IEEE Trans Med Imaging. 2017 Jul;36(7):1542-1549. doi: 10.1109/TMI.2017.2665671. Epub 2017 Feb 8.
Video understanding of robot-assisted surgery (RAS) videos is an active research area. Modeling the gestures and skill level of surgeons presents an interesting problem. The insights drawn may be applied in effective skill acquisition, objective skill assessment, real-time feedback, and human-robot collaborative surgeries. We propose a solution to the tool detection and localization open problem in RAS video understanding, using a strictly computer vision approach and the recent advances of deep learning. We propose an architecture using multimodal convolutional neural networks for fast detection and localization of tools in RAS videos. To the best of our knowledge, this approach will be the first to incorporate deep neural networks for tool detection and localization in RAS videos. Our architecture applies a region proposal network (RPN) and a multimodal two stream convolutional network for object detection to jointly predict objectness and localization on a fusion of image and temporal motion cues. Our results with an average precision of 91% and a mean computation time of 0.1 s per test frame detection indicate that our study is superior to conventionally used methods for medical imaging while also emphasizing the benefits of using RPN for precision and efficiency. We also introduce a new data set, ATLAS Dione, for RAS video understanding. Our data set provides video data of ten surgeons from Roswell Park Cancer Institute, Buffalo, NY, USA, performing six different surgical tasks on the daVinci Surgical System (dVSS) with annotations of robotic tools per frame.

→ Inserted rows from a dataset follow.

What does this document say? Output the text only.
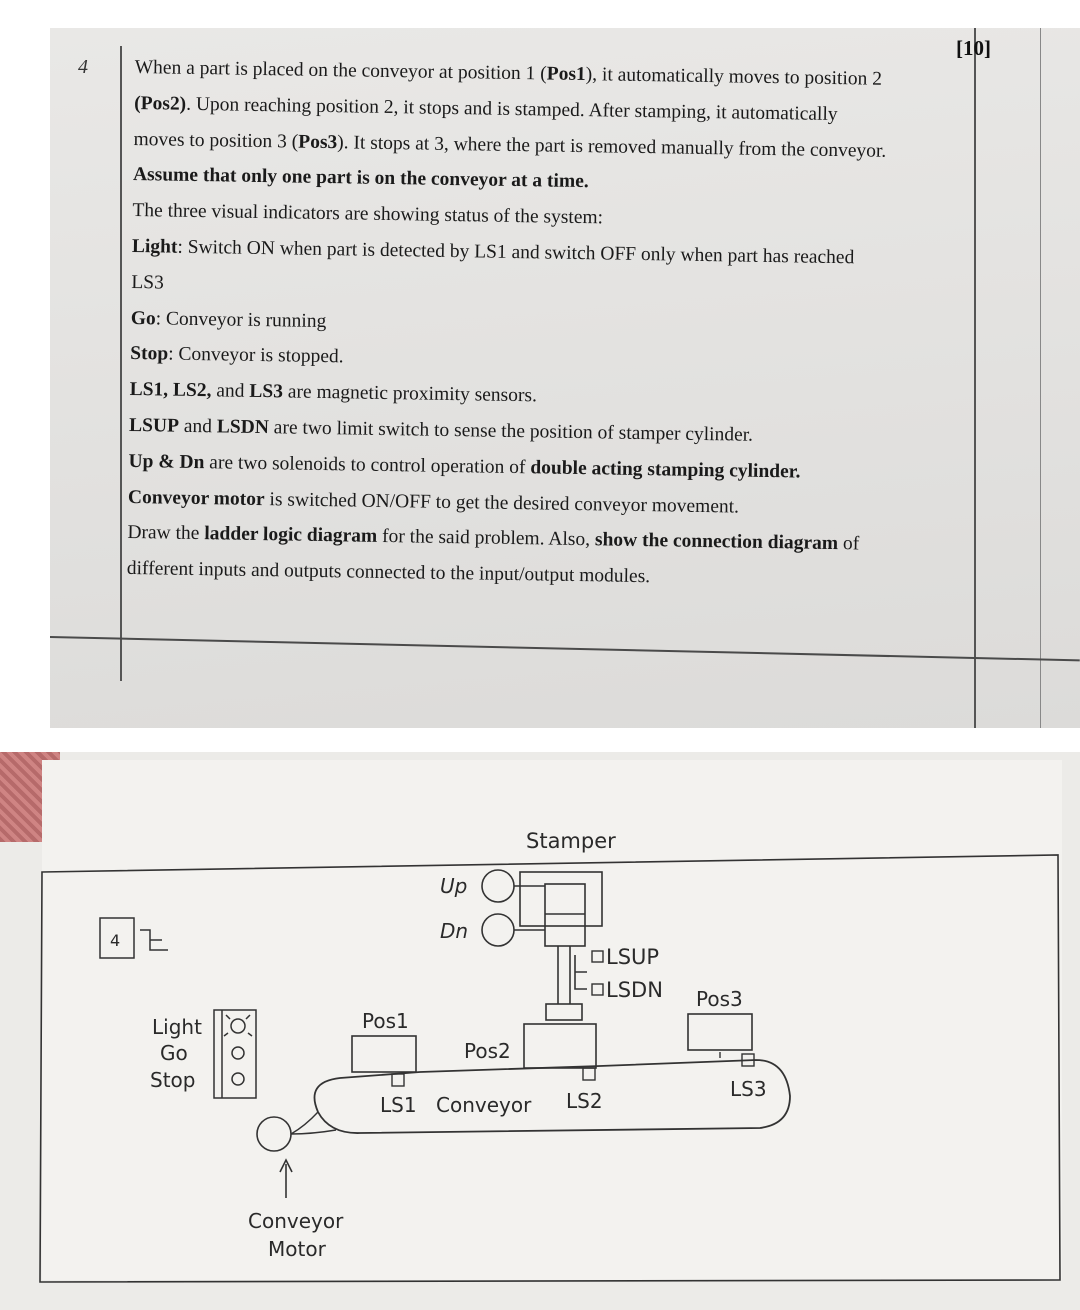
4
[10]

When a part is placed on the conveyor at position 1 (Pos1), it automatically moves to position 2

(Pos2). Upon reaching position 2, it stops and is stamped. After stamping, it automatically

moves to position 3 (Pos3). It stops at 3, where the part is removed manually from the conveyor.

Assume that only one part is on the conveyor at a time.

The three visual indicators are showing status of the system:

Light: Switch ON when part is detected by LS1 and switch OFF only when part has reached

LS3

Go: Conveyor is running

Stop: Conveyor is stopped.

LS1, LS2, and LS3 are magnetic proximity sensors.

LSUP and LSDN are two limit switch to sense the position of stamper cylinder.

Up & Dn are two solenoids to control operation of double acting stamping cylinder.

Conveyor motor is switched ON/OFF to get the desired conveyor movement.

Draw the ladder logic diagram for the said problem. Also, show the connection diagram of

different inputs and outputs connected to the input/output modules.

4
Stamper
Up
Dn
LSUP
LSDN
Light
Go
Stop
Pos1
Pos2
Pos3
LS1 Conveyor LS2	LS3
Conveyor
Motor
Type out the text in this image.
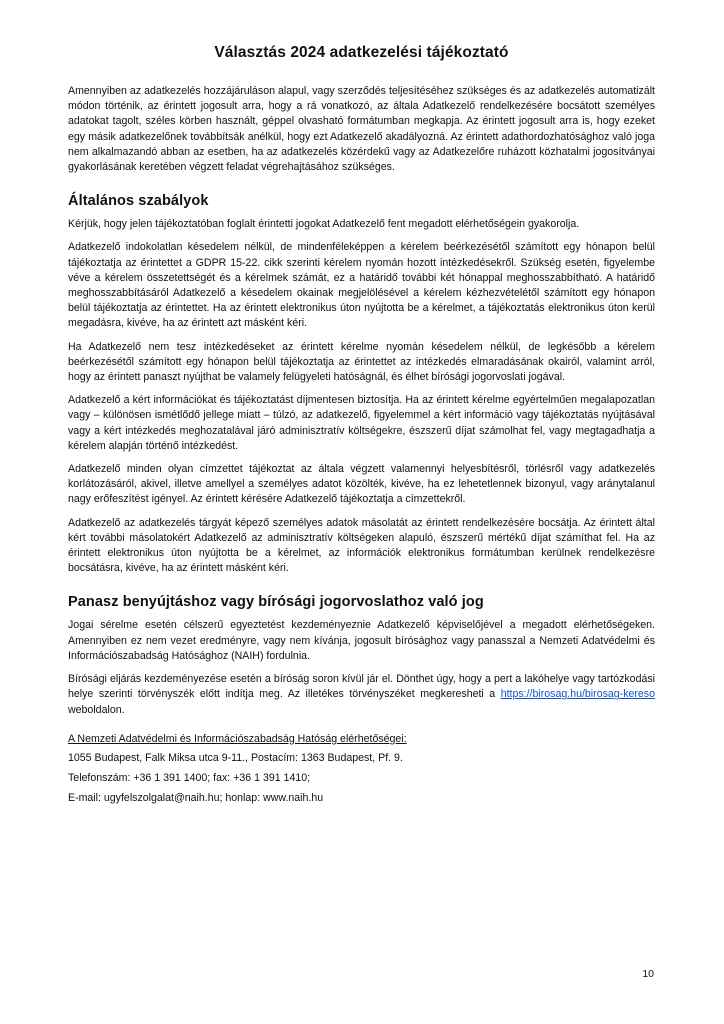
Választás 2024 adatkezelési tájékoztató

Amennyiben az adatkezelés hozzájáruláson alapul, vagy szerződés teljesítéséhez szükséges és az adatkezelés automatizált módon történik, az érintett jogosult arra, hogy a rá vonatkozó, az általa Adatkezelő rendelkezésére bocsátott személyes adatokat tagolt, széles körben használt, géppel olvasható formátumban megkapja. Az érintett jogosult arra is, hogy ezeket egy másik adatkezelőnek továbbítsák anélkül, hogy ezt Adatkezelő akadályozná. Az érintett adathordozhatósághoz való joga nem alkalmazandó abban az esetben, ha az adatkezelés közérdekű vagy az Adatkezelőre ruházott közhatalmi jogosítványai gyakorlásának keretében végzett feladat végrehajtásához szükséges.

Általános szabályok

Kérjük, hogy jelen tájékoztatóban foglalt érintetti jogokat Adatkezelő fent megadott elérhetőségein gyakorolja.

Adatkezelő indokolatlan késedelem nélkül, de mindenféleképpen a kérelem beérkezésétől számított egy hónapon belül tájékoztatja az érintettet a GDPR 15-22. cikk szerinti kérelem nyomán hozott intézkedésekről. Szükség esetén, figyelembe véve a kérelem összetettségét és a kérelmek számát, ez a határidő további két hónappal meghosszabbítható. A határidő meghosszabbításáról Adatkezelő a késedelem okainak megjelölésével a kérelem kézhezvételétől számított egy hónapon belül tájékoztatja az érintettet. Ha az érintett elektronikus úton nyújtotta be a kérelmet, a tájékoztatás elektronikus úton kerül megadásra, kivéve, ha az érintett azt másként kéri.

Ha Adatkezelő nem tesz intézkedéseket az érintett kérelme nyomán késedelem nélkül, de legkésőbb a kérelem beérkezésétől számított egy hónapon belül tájékoztatja az érintettet az intézkedés elmaradásának okairól, valamint arról, hogy az érintett panaszt nyújthat be valamely felügyeleti hatóságnál, és élhet bírósági jogorvoslati jogával.

Adatkezelő a kért információkat és tájékoztatást díjmentesen biztosítja. Ha az érintett kérelme egyértelműen megalapozatlan vagy – különösen ismétlődő jellege miatt – túlzó, az adatkezelő, figyelemmel a kért információ vagy tájékoztatás nyújtásával vagy a kért intézkedés meghozatalával járó adminisztratív költségekre, észszerű díjat számolhat fel, vagy megtagadhatja a kérelem alapján történő intézkedést.

Adatkezelő minden olyan címzettet tájékoztat az általa végzett valamennyi helyesbítésről, törlésről vagy adatkezelés korlátozásáról, akivel, illetve amellyel a személyes adatot közölték, kivéve, ha ez lehetetlennek bizonyul, vagy aránytalanul nagy erőfeszítést igényel. Az érintett kérésére Adatkezelő tájékoztatja a címzettekről.

Adatkezelő az adatkezelés tárgyát képező személyes adatok másolatát az érintett rendelkezésére bocsátja. Az érintett által kért további másolatokért Adatkezelő az adminisztratív költségeken alapuló, észszerű mértékű díjat számíthat fel. Ha az érintett elektronikus úton nyújtotta be a kérelmet, az információk elektronikus formátumban kerülnek rendelkezésre bocsátásra, kivéve, ha az érintett másként kéri.

Panasz benyújtáshoz vagy bírósági jogorvoslathoz való jog

Jogai sérelme esetén célszerű egyeztetést kezdeményeznie Adatkezelő képviselőjével a megadott elérhetőségeken. Amennyiben ez nem vezet eredményre, vagy nem kívánja, jogosult bírósághoz vagy panasszal a Nemzeti Adatvédelmi és Információszabadság Hatósághoz (NAIH) fordulnia.

Bírósági eljárás kezdeményezése esetén a bíróság soron kívül jár el. Dönthet úgy, hogy a pert a lakóhelye vagy tartózkodási helye szerinti törvényszék előtt indítja meg. Az illetékes törvényszéket megkeresheti a https://birosag.hu/birosag-kereso weboldalon.

A Nemzeti Adatvédelmi és Információszabadság Hatóság elérhetőségei:
1055 Budapest, Falk Miksa utca 9-11., Postacím: 1363 Budapest, Pf. 9.
Telefonszám: +36 1 391 1400; fax: +36 1 391 1410;
E-mail: ugyfelszolgalat@naih.hu; honlap: www.naih.hu
10
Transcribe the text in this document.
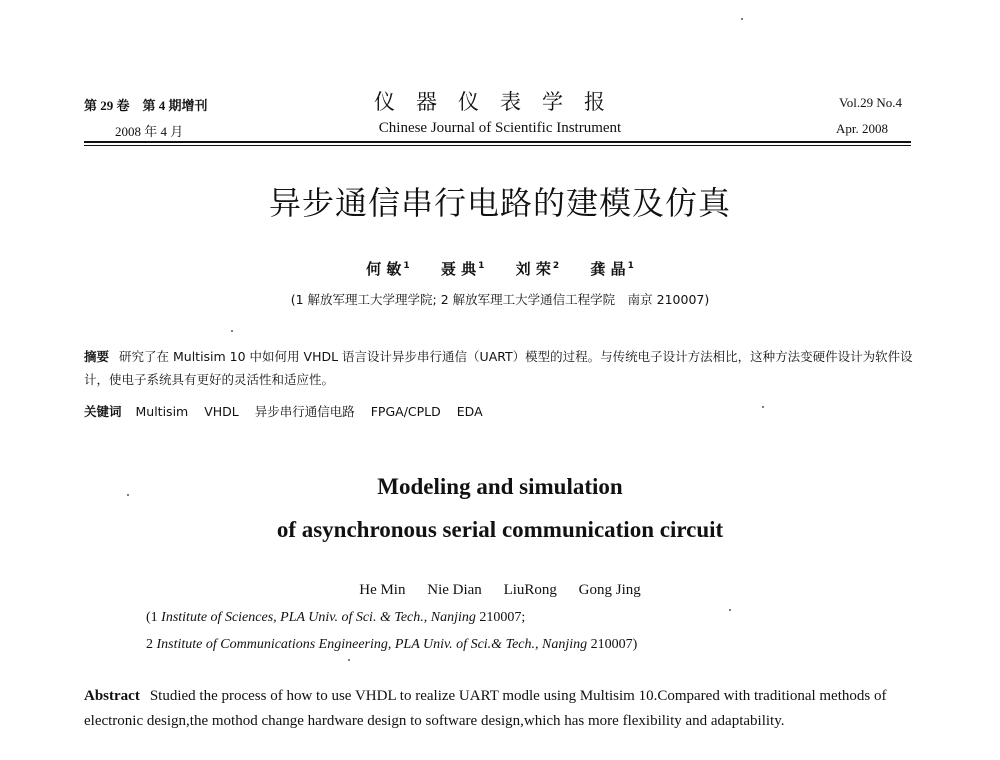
第 29 卷　第 4 期增刊
2008 年 4 月
仪器仪表学报
Chinese Journal of Scientific Instrument
Vol.29 No.4
Apr. 2008
异步通信串行电路的建模及仿真
何 敏 $^1$ 聂 典 $^1$ 刘 荣 $^2$ 龚 晶 $^1$
(1 解放军理工大学理学院; 2 解放军理工大学通信工程学院　南京 210007)
摘要 研究了在 Multisim 10 中如何用 VHDL 语言设计异步串行通信（UART）模型的过程。与传统电子设计方法相比，这种方法变硬件设计为软件设计，使电子系统具有更好的灵活性和适应性。
关键词 Multisim VHDL 异步串行通信电路 FPGA/CPLD EDA
Modeling and simulation
of asynchronous serial communication circuit
He Min Nie Dian LiuRong Gong Jing
(1 Institute of Sciences, PLA Univ. of Sci. & Tech., Nanjing 210007;
2 Institute of Communications Engineering, PLA Univ. of Sci.& Tech., Nanjing 210007)
Abstract Studied the process of how to use VHDL to realize UART modle using Multisim 10.Compared with traditional methods of electronic design,the mothod change hardware design to software design,which has more flexibility and adaptability.
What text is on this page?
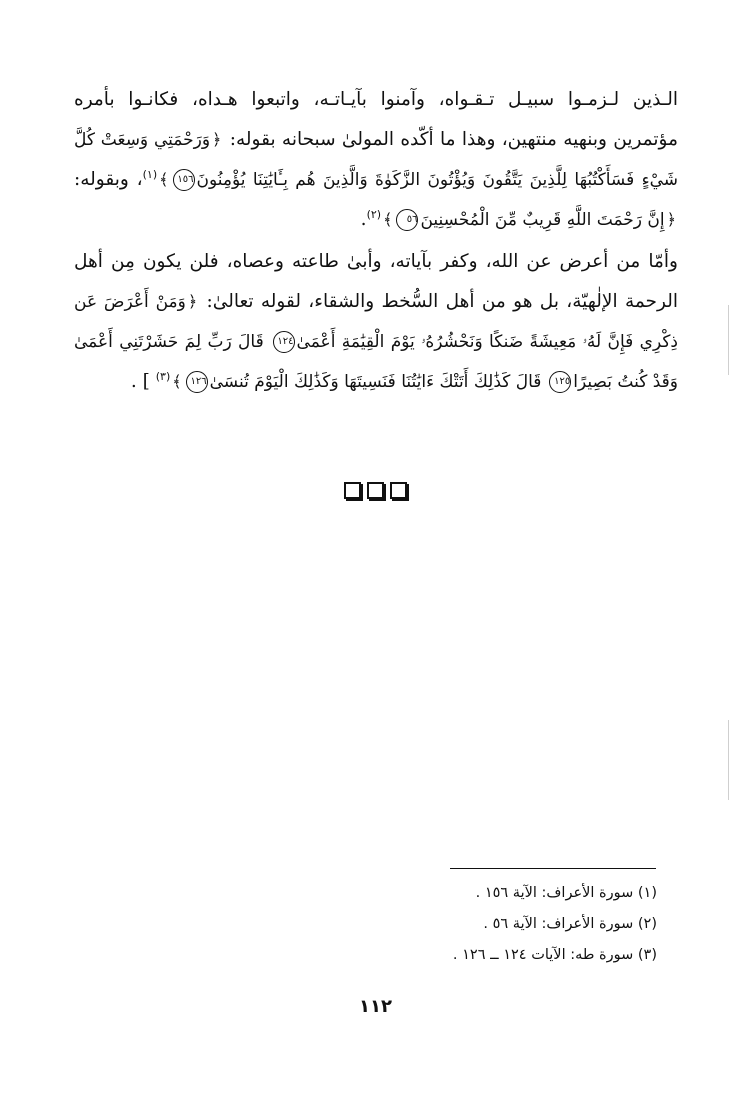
الـذين لـزمـوا سبيـل تـقـواه، وآمنوا بآيـاتـه، واتبعوا هـداه، فكانـوا بأمره مؤتمرين وبنهيه منتهين، وهذا ما أكّده المولىٰ سبحانه بقوله: ﴿وَرَحْمَتِي وَسِعَتْ كُلَّ شَيْءٍ فَسَأَكْتُبُهَا لِلَّذِينَ يَتَّقُونَ وَيُؤْتُونَ الزَّكَوٰةَ وَالَّذِينَ هُم بِـَٔايَٰتِنَا يُؤْمِنُونَ١٥٦﴾$^{(١)}$، وبقوله: ﴿إِنَّ رَحْمَتَ اللَّهِ قَرِيبٌ مِّنَ الْمُحْسِنِينَ٥٦﴾$^{(٢)}$.

وأمّا من أعرض عن الله، وكفر بآياته، وأبىٰ طاعته وعصاه، فلن يكون مِن أهل الرحمة الإلٰهيّة، بل هو من أهل السُّخط والشقاء، لقوله تعالىٰ: ﴿وَمَنْ أَعْرَضَ عَن ذِكْرِي فَإِنَّ لَهُۥ مَعِيشَةً ضَنكًا وَنَحْشُرُهُۥ يَوْمَ الْقِيَٰمَةِ أَعْمَىٰ١٢٤ قَالَ رَبِّ لِمَ حَشَرْتَنِي أَعْمَىٰ وَقَدْ كُنتُ بَصِيرًا١٢٥ قَالَ كَذَٰلِكَ أَتَتْكَ ءَايَٰتُنَا فَنَسِيتَهَا وَكَذَٰلِكَ الْيَوْمَ تُنسَىٰ١٢٦﴾$^{(٣)}$ ] .

(١) سورة الأعراف: الآية ١٥٦ .
(٢) سورة الأعراف: الآية ٥٦ .
(٣) سورة طه: الآيات ١٢٤ ــ ١٢٦ .
١١٢
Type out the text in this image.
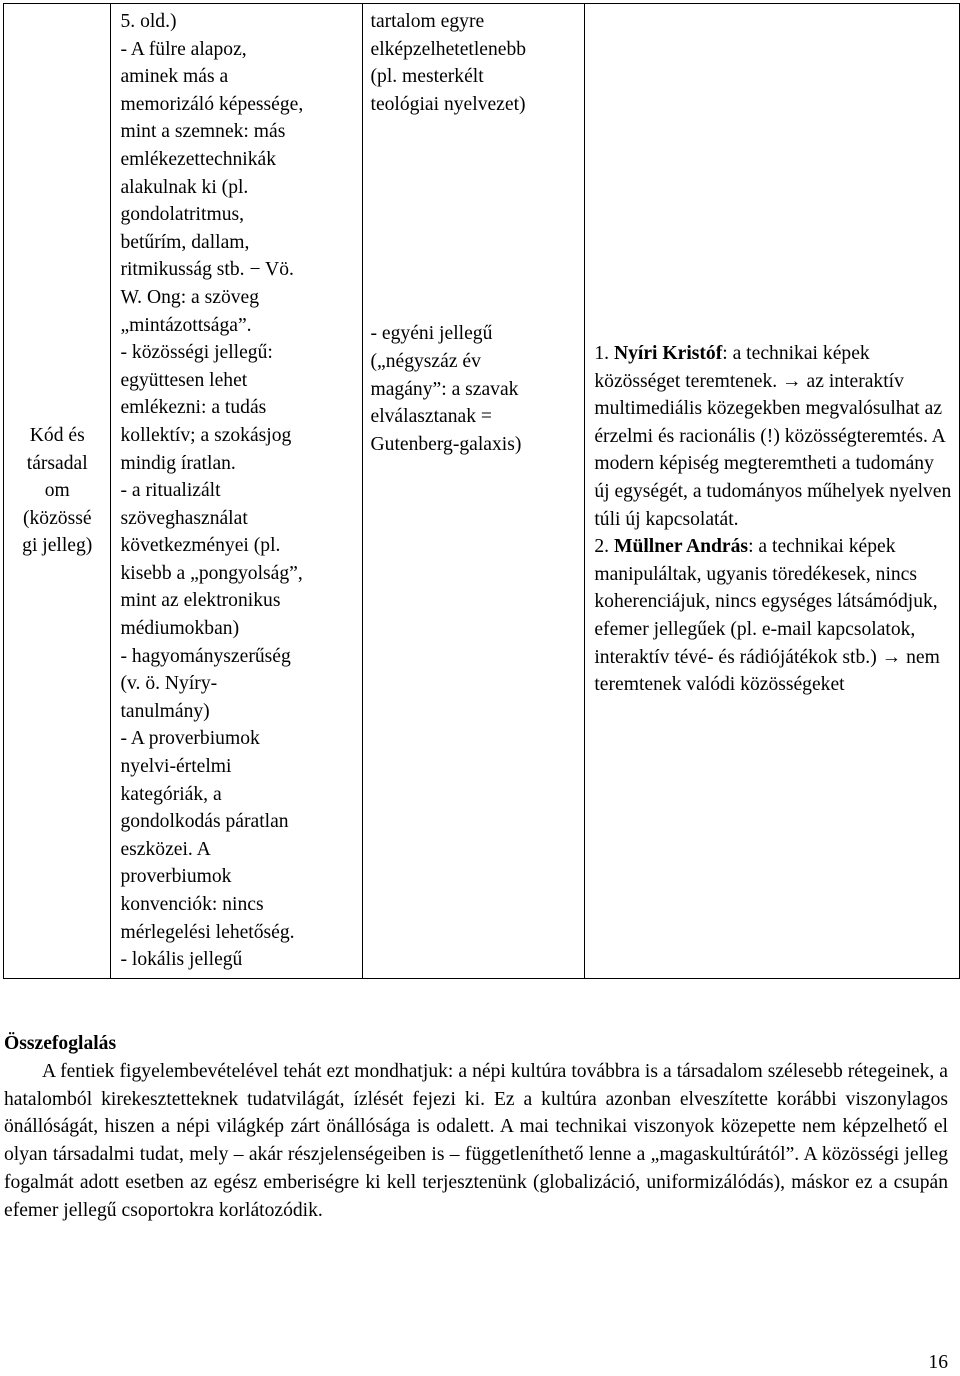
Kód és
társadal
om
(közössé
gi jelleg)

5. old.)
- A fülre alapoz,
aminek más a
memorizáló képessége,
mint a szemnek: más
emlékezettechnikák
alakulnak ki (pl.
gondolatritmus,
betűrím, dallam,
ritmikusság stb. − Vö.
W. Ong: a szöveg
„mintázottsága”.
- közösségi jellegű:
együttesen lehet
emlékezni: a tudás
kollektív; a szokásjog
mindig íratlan.
- a ritualizált
szöveghasználat
következményei (pl.
kisebb a „pongyolság”,
mint az elektronikus
médiumokban)
- hagyományszerűség
(v. ö. Nyíry-
tanulmány)
- A proverbiumok
nyelvi-értelmi
kategóriák, a
gondolkodás páratlan
eszközei. A
proverbiumok
konvenciók: nincs
mérlegelési lehetőség.
- lokális jellegű

tartalom egyre
elképzelhetetlenebb
(pl. mesterkélt
teológiai nyelvezet)
- egyéni jellegű
(„négyszáz év
magány”: a szavak
elválasztanak =
Gutenberg-galaxis)

1. Nyíri Kristóf: a technikai képek közösséget teremtenek. → az interaktív multimediális közegekben megvalósulhat az érzelmi és racionális (!) közösségteremtés. A modern képiség megteremtheti a tudomány új egységét, a tudományos műhelyek nyelven túli új kapcsolatát.
2. Müllner András: a technikai képek manipuláltak, ugyanis töredékesek, nincs koherenciájuk, nincs egységes látsámódjuk, efemer jellegűek (pl. e-mail kapcsolatok, interaktív tévé- és rádiójátékok stb.) → nem teremtenek valódi közösségeket
Összefoglalás

A fentiek figyelembevételével tehát ezt mondhatjuk: a népi kultúra továbbra is a társadalom szélesebb rétegeinek, a hatalomból kirekesztetteknek tudatvilágát, ízlését fejezi ki. Ez a kultúra azonban elveszítette korábbi viszonylagos önállóságát, hiszen a népi világkép zárt önállósága is odalett. A mai technikai viszonyok közepette nem képzelhető el olyan társadalmi tudat, mely – akár részjelenségeiben is – függetleníthető lenne a „magaskultúrától”. A közösségi jelleg fogalmát adott esetben az egész emberiségre ki kell terjesztenünk (globalizáció, uniformizálódás), máskor ez a csupán efemer jellegű csoportokra korlátozódik.

16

机器人辅助手术(RAS)视频的理解是一个活跃的研究领域。对外科医生的手势和技能水平进行建模是一个有趣的问题。从中得出的见解可以应用于有效的技能获取、客观的技能评估、实时反馈和人机协作手术。我们提出了一种使用严格的计算机视觉方法和深度学习的最新进展来解决 RAS 视频理解中的工具检测和定位难题的解决方案。我们提出了一种使用多模态卷积神经网络的架构,用于快速检测和定位 RAS 视频中的工具。据我们所知,这种方法将是第一个将深度学习网络用于 RAS 视频中的工具检测和定位的方法。我们的架构应用了区域提议网络(RPN)和多模态双流卷积网络进行目标检测,以联合预测图像和时间运动线索融合上的目标性和定位。我们的结果平均精度为 91%,每个测试帧的平均计算时间为 0.1 秒,这表明我们的研究优于传统的医学成像方法,同时也强调了使用 RPN 提高精度和效率的好处。我们还引入了一个新的数据集 ATLAS Dione,用于 RAS 视频理解。我们的数据集提供了来自美国纽约州布法罗市罗斯韦尔公园癌症研究所的十位外科医生的视频数据,他们在达芬奇手术系统(dVSS)上执行了六个不同的手术任务,每个框架都有机器人工具的注释。